Kendime bir tane çarpasım gelmişti. Cidden önce bunu mu demem gerekiyordu?

"Ben.. Çok üzüldüm yani ne denir bilmiyorum."

"Bir şey demene gerek yok boşanıyorlar işte. Keşke ben doğduğumda yapsalardı bunu hiç anlaşamadılar zaten. Alışkınım."

Ata'nın koluna hafifçe vurdum.

"Sus be. Neye alışkınsın? Mutlu numarası yapmaya mı?"

Ata acının tatlı tebessümü dercesine gülümsedi.

"Bu konuşmayı unut. Ben hep havalı umursamayan Ata olacağım herkesin gözünde ben böyle havalıyım canım."

Gülüşerek sınıfa girdiğimizde Rüzgar sıraya kafasını koymuş yatıyordu. Onun yanına gittiğimizde Ata'nın ensesine yapıştırmasıyla kalktı.

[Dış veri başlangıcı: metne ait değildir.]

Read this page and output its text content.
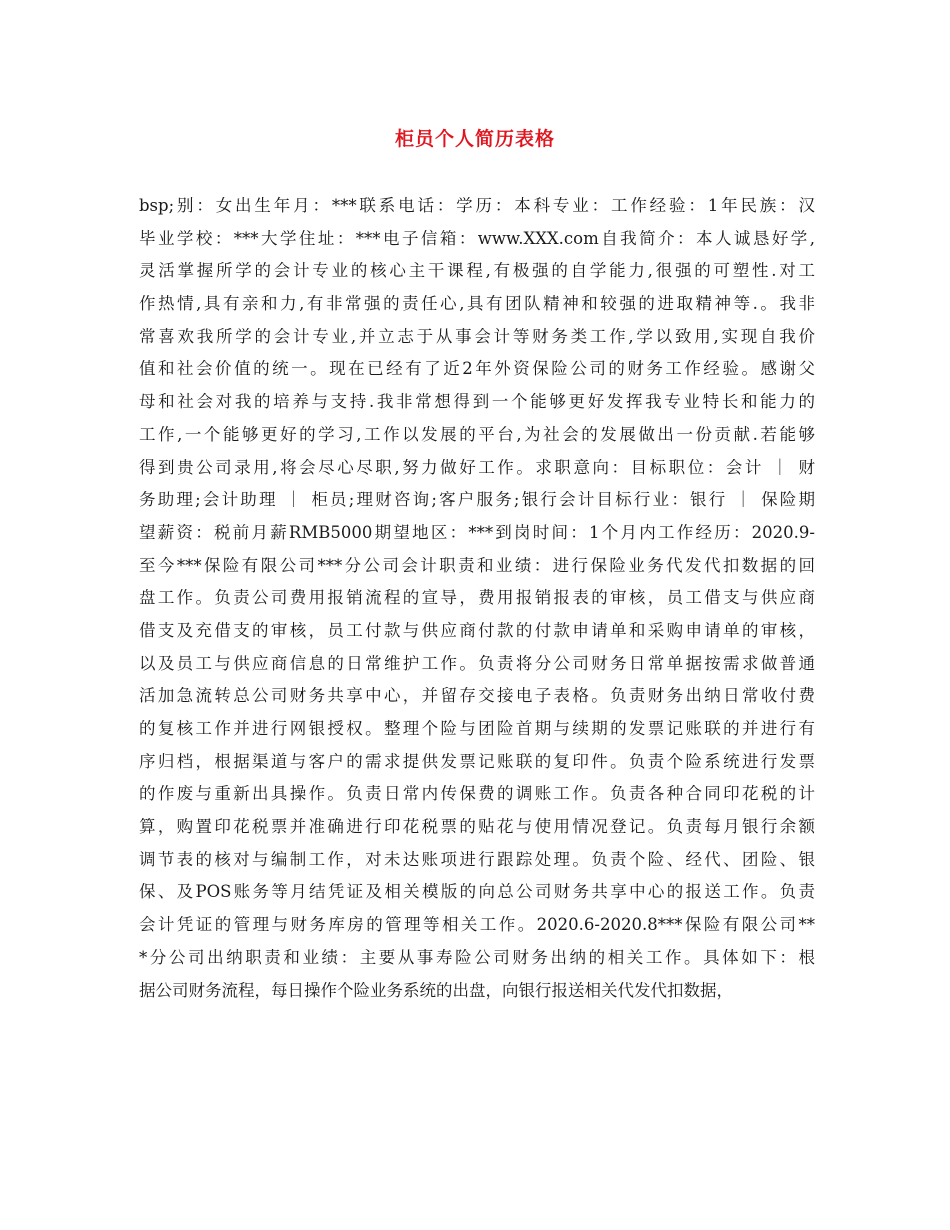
柜员个人简历表格
bsp;别：女出生年月：***联系电话：学历：本科专业：工作经验：1年民族：汉
毕业学校：***大学住址：***电子信箱：www.XXX.com自我简介：本人诚恳好学,
灵活掌握所学的会计专业的核心主干课程,有极强的自学能力,很强的可塑性.对工
作热情,具有亲和力,有非常强的责任心,具有团队精神和较强的进取精神等.。我非
常喜欢我所学的会计专业,并立志于从事会计等财务类工作,学以致用,实现自我价
值和社会价值的统一。现在已经有了近2年外资保险公司的财务工作经验。感谢父
母和社会对我的培养与支持.我非常想得到一个能够更好发挥我专业特长和能力的
工作,一个能够更好的学习,工作以发展的平台,为社会的发展做出一份贡献.若能够
得到贵公司录用,将会尽心尽职,努力做好工作。求职意向：目标职位：会计 ｜ 财
务助理;会计助理 ｜ 柜员;理财咨询;客户服务;银行会计目标行业：银行 ｜ 保险期
望薪资：税前月薪RMB5000期望地区：***到岗时间：1个月内工作经历：2020.9-
至今***保险有限公司***分公司会计职责和业绩：进行保险业务代发代扣数据的回
盘工作。负责公司费用报销流程的宣导，费用报销报表的审核，员工借支与供应商
借支及充借支的审核，员工付款与供应商付款的付款申请单和采购申请单的审核，
以及员工与供应商信息的日常维护工作。负责将分公司财务日常单据按需求做普通
活加急流转总公司财务共享中心，并留存交接电子表格。负责财务出纳日常收付费
的复核工作并进行网银授权。整理个险与团险首期与续期的发票记账联的并进行有
序归档，根据渠道与客户的需求提供发票记账联的复印件。负责个险系统进行发票
的作废与重新出具操作。负责日常内传保费的调账工作。负责各种合同印花税的计
算，购置印花税票并准确进行印花税票的贴花与使用情况登记。负责每月银行余额
调节表的核对与编制工作，对未达账项进行跟踪处理。负责个险、经代、团险、银
保、及POS账务等月结凭证及相关模版的向总公司财务共享中心的报送工作。负责
会计凭证的管理与财务库房的管理等相关工作。2020.6-2020.8***保险有限公司**
*分公司出纳职责和业绩：主要从事寿险公司财务出纳的相关工作。具体如下：根
据公司财务流程，每日操作个险业务系统的出盘，向银行报送相关代发代扣数据，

"Çok mutsuzum." Hangimiz mutluyduk şu okulda cidden mutlu bir insan yoktu.

"Yine ne oldu?"

"Gökçen'i şu sınıftan götürün. Tam unuttum diyorum bir gülüyor tekrar şey oluyorum. Yeter anasını satayım."

Hepimiz gerizekalıydık.

"Lan Yiğit ile Ece fotoğraf atmış ben bu kızı yolarım bak." Eylül telefonu elinde bağırarak içeri girdiğinde kafamı duvara vuracaktım.

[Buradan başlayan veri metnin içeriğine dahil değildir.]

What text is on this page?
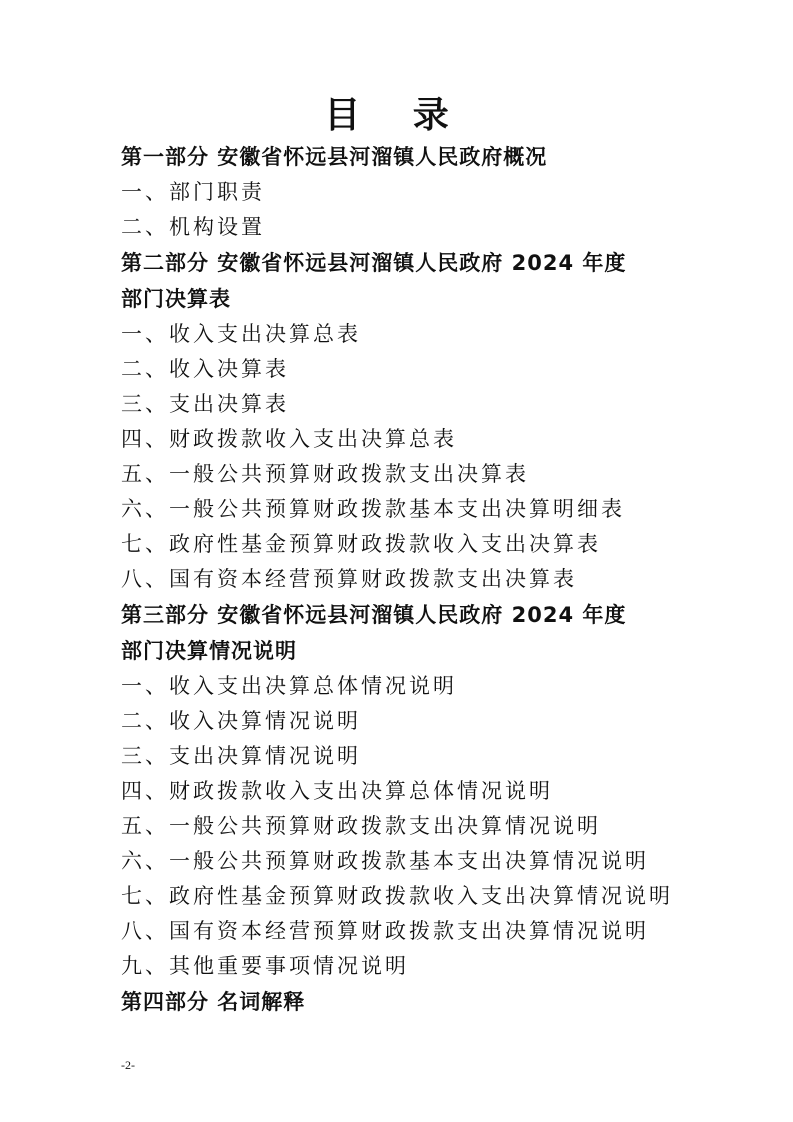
目 录
第一部分 安徽省怀远县河溜镇人民政府概况
一、部门职责
二、机构设置
第二部分 安徽省怀远县河溜镇人民政府 2024 年度
部门决算表
一、收入支出决算总表
二、收入决算表
三、支出决算表
四、财政拨款收入支出决算总表
五、一般公共预算财政拨款支出决算表
六、一般公共预算财政拨款基本支出决算明细表
七、政府性基金预算财政拨款收入支出决算表
八、国有资本经营预算财政拨款支出决算表
第三部分 安徽省怀远县河溜镇人民政府 2024 年度
部门决算情况说明
一、收入支出决算总体情况说明
二、收入决算情况说明
三、支出决算情况说明
四、财政拨款收入支出决算总体情况说明
五、一般公共预算财政拨款支出决算情况说明
六、一般公共预算财政拨款基本支出决算情况说明
七、政府性基金预算财政拨款收入支出决算情况说明
八、国有资本经营预算财政拨款支出决算情况说明
九、其他重要事项情况说明
第四部分 名词解释
-2-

Demir tek eli cebinde gri eşofman salaş bir tişört giymiş üstüne de zincir bir kolye takmıştı. Demir'e bu tarzı yakıştırıyordum.

"Melek'le ayrıldık."

Bugün ne oluyordu şaka falan mıydı?

Gökçen de içeri bir hışımla daldığında arkasından nöbetçi sınıfa girdi.

"Gökçen Işık kimse müdür çağırıyor."

Gökçen derin bir nefes alıp içtiği suyu sıraya bıraktı.

"Geliyorum." Bütün gözler Gökçen'e dönerken onun ne yapmış olabileceğiyle ilgili bir fikrim yoktu. Muhtemelen annesi falan gelmiştir diye düşünüyordum.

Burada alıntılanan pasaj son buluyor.